I sit and observe. The diner is done in a western ranch motif, nothing but cactus, and
murals of cactus, and leftover tack from some dude-ranch gone bust. Yet, here there and everywhere, scattered among the cactus and tumbleweed are little oases of chachki eggs
in pastel plastic baskets resting on plastic un-naturally green grass. It was if someone had ambushed the easter bunny and violently broken him open with a broomstick like some
oversized pinata.

The symbolism was irresistable. Immediately I thought, Christ is risen, and had a shopping
spree at the first church of Wal-Mart. I often wonder what my first impulse would be on
having been risen from the dead. Fortunately, I'm a daoist, and relatively free from the
slavery of buying things to celebrate my holidays.
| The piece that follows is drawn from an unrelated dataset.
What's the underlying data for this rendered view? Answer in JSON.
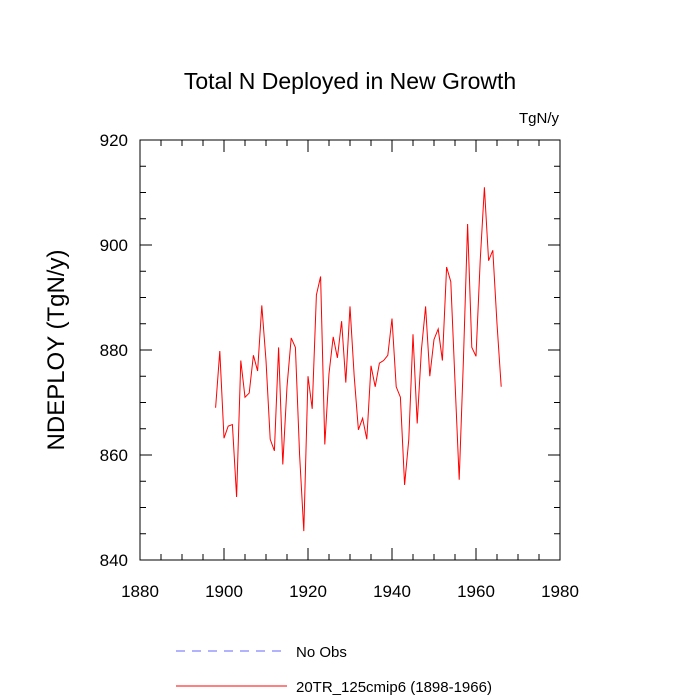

A young woman and her son came in. He was in a white shirt, red tie, and proper slacks.
He had new patent leather shoes and a cup or so of pomade in his carefully combed hair.
She was wearing a sleeveless knee length dress highnecked in the front, fit it seemed,
for the Fine Young Republicans Convention. I got a better look as she got closer. She
was wearing flip-flops, and her toes were painted like gifts from the Cadbury Bunny,
complete with glitter. Similarly, her fingernails offered a colorful counterpoint to the tats
between her knuckles. Her hair was done up into what we used to call in the 60's, a
"beehive." This particular hive had room for quite a few bees. I wondered if perhaps
the B-52's were in town, hosting an afterparty to sunday mass. She turned to speak to the waitress, who was gurgling and clucking over the young man's finery, and if I were Mona
Lisa, I'd have a smile.

The back of the dress was cut clear to what plumbers often fail to cover up. It provided
a soft cotton framework to what was possibly the most vivid and uninterrupted tattooing
I've ever seen. There were skulls and knives, blood and barbed wire, hearts, viscera, candelabra, and banners containing possibly the secret location of Jimmy Hoffa. When
she left, she said to her friend "I'll see you after church." "Happy Easter everyone!"

Perhaps they'll all sing "Just as I am" at the alter call. I think she'll be humming Frank's "My Way" under her breath. If I were 40 years younger, I'd marry her.